People without cancer may not understand the guilt survivors feel when their disease improves and others take a turn for the worse.
Recently I found out that someone I really care about has been diagnosed with cancer. It is stage 4 and the prognosis is not good. Then I found out that this person has decided to cease all treatment and go onto hospice care. It hit me like a bus.
Last year, a woman who reached out to me after hearing about my story took a turn for the worst when her melanoma came back and metastasized on the brain. We talked regularly and became pretty good cancer buds over the months. As I started to get better, she got worse and then one day I just stopped hearing from her. I reached out every day and finally googled her name looking for an obituary. I found a GoFundMe instead, explaining that she had a massive stroke and was in the hospital. I was able to get a hold of her husband only to learn that it was not looking good. She died a few weeks later.
Two years ago, a close family friend died after fighting for six years to beat ovarian cancer. She lived life fuller than anyone I know and still had so much to give. Every time I think of her, my stomach does a flip.
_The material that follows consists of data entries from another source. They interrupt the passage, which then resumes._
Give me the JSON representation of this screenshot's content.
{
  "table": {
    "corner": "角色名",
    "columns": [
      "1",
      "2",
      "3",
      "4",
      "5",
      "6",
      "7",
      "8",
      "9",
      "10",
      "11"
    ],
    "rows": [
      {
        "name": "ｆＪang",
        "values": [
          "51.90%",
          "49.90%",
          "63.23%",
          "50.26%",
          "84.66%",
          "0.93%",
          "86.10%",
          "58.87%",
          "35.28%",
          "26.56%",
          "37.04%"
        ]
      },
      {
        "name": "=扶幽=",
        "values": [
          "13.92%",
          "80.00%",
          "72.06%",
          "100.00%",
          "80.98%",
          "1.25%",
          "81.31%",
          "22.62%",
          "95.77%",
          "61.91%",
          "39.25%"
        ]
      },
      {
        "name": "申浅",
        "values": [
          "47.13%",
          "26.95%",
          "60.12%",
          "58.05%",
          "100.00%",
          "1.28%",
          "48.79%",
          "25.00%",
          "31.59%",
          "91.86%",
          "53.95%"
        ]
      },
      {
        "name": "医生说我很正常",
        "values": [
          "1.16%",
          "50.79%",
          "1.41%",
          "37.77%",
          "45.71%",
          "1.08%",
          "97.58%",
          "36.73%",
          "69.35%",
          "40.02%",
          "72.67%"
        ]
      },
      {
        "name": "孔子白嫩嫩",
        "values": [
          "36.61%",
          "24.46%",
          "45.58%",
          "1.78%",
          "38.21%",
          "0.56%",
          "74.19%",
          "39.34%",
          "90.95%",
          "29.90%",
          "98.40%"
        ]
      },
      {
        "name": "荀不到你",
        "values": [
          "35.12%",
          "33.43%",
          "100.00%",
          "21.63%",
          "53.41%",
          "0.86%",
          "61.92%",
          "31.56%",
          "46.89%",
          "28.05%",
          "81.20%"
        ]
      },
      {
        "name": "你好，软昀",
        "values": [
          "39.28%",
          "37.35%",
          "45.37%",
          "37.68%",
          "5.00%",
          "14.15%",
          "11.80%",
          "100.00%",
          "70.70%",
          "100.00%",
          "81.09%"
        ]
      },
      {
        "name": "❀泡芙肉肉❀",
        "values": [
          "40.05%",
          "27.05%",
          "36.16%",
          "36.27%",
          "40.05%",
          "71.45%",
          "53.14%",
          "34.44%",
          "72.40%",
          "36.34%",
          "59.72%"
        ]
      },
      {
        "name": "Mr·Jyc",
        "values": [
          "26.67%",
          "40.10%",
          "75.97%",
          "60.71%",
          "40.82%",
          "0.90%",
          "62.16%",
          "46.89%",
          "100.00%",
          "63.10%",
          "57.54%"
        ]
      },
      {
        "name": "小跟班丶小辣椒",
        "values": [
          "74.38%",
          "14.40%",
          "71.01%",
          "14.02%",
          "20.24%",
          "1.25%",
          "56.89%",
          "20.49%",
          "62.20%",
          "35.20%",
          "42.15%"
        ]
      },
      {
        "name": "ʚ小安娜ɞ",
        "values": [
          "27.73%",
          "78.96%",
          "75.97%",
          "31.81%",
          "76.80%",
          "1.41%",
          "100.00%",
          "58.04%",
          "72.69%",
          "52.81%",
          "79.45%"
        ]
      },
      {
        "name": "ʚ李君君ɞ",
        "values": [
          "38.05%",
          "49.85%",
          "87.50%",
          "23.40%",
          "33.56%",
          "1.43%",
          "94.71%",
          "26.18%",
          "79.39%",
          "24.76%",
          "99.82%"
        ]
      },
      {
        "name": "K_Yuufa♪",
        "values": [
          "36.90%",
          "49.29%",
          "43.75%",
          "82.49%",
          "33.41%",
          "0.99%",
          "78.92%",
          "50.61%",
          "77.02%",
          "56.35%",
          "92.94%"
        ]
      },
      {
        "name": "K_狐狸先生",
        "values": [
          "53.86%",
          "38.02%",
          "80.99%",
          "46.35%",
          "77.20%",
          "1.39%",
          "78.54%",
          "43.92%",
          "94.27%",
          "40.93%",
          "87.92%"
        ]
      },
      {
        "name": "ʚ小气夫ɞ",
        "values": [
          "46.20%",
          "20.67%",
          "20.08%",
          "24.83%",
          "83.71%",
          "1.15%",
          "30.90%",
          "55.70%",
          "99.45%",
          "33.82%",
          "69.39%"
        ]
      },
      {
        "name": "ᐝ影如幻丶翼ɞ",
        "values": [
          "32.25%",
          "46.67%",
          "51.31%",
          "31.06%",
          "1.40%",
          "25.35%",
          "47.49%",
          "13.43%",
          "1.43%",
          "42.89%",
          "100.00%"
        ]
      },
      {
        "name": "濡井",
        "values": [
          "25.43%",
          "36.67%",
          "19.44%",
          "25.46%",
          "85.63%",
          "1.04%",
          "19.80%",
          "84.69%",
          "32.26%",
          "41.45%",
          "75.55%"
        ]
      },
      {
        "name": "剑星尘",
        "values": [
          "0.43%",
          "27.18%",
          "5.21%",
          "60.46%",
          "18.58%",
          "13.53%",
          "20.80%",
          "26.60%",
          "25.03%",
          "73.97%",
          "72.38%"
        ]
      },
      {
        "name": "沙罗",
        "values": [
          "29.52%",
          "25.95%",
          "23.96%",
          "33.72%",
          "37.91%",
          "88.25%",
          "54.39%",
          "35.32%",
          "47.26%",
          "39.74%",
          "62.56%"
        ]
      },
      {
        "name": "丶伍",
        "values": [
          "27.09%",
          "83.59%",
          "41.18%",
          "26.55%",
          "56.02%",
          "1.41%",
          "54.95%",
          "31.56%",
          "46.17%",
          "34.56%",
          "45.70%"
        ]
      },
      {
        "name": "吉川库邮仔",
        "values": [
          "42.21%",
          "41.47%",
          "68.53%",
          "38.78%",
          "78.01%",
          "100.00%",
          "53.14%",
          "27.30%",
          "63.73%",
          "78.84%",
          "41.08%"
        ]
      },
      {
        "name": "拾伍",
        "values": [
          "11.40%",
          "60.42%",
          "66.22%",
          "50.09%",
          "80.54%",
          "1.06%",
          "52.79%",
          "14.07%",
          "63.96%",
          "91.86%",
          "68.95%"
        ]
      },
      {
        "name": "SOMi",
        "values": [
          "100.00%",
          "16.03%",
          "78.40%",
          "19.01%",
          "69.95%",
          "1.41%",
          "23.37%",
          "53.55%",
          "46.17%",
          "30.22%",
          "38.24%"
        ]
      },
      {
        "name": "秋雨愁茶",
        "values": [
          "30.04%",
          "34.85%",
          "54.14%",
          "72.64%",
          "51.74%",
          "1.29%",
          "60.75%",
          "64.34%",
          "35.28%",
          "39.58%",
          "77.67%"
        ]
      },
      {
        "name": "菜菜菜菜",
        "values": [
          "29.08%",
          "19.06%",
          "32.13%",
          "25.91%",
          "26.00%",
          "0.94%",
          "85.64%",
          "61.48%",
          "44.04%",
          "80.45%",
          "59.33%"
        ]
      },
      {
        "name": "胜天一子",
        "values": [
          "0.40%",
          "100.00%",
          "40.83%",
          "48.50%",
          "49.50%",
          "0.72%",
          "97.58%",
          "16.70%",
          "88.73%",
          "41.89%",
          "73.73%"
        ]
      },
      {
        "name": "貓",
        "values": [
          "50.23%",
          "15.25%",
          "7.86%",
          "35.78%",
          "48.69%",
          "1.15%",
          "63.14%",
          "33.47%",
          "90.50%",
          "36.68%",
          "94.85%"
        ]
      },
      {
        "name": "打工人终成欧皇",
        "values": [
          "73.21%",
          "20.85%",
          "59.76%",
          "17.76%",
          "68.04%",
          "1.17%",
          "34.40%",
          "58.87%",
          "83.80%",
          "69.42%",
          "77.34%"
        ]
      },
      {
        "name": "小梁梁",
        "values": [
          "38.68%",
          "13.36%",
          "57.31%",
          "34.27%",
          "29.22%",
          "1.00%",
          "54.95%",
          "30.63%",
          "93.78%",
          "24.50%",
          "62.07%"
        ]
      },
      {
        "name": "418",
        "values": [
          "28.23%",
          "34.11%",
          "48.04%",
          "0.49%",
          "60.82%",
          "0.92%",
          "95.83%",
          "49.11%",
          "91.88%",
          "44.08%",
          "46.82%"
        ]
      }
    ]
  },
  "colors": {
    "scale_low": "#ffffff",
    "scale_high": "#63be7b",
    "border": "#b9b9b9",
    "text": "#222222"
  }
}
Then there are the people with cancer I have interviewed over the years as a journalist. I can think of four off the top of my head that really stick out to me. Every single one of them are gone.
These people are a constant part of my daily thought process – and it's always riddled with guilt. Why did I survive, and they didn't? Why did I beat stage four, but my friend will not? It almost feels too good to be true that somehow I beat it. And I'm always worried something bad will eventually happen, because how could I be so lucky? Then I feel selfish for thinking about ME when they are the ones who lose everything. When I try to explain these feelings to my loved ones, they always tell me I have no reason to feel guilty for surviving cancer. But you know what? I do. All the time, I feel the guilt.
I had no idea before I went through this that survivors’ guilt is a real thing. It's really hard to wrap your brain around the concept that you got lucky. People say luck has nothing to do with it, but I can't help but feel lucky when I think about the fact that I just happened to get a cancer that was treatable. Why was I so lucky when so many others are not? Then when people you know start dying, you can't help but wonder why the hell you're still here and they are not. You also wonder if they feel any sort of resentment towards you about it.
I just want you to know that if you are experiencing these feelings you are not alone. Life after cancer is hard to navigate and there are so many things like this, that you never hear about. Finding your new place in the world is a really strange phase, so don't be too hard on yourself. Your experience is legit and unless someone has actually gone through it, it is very difficult to understand.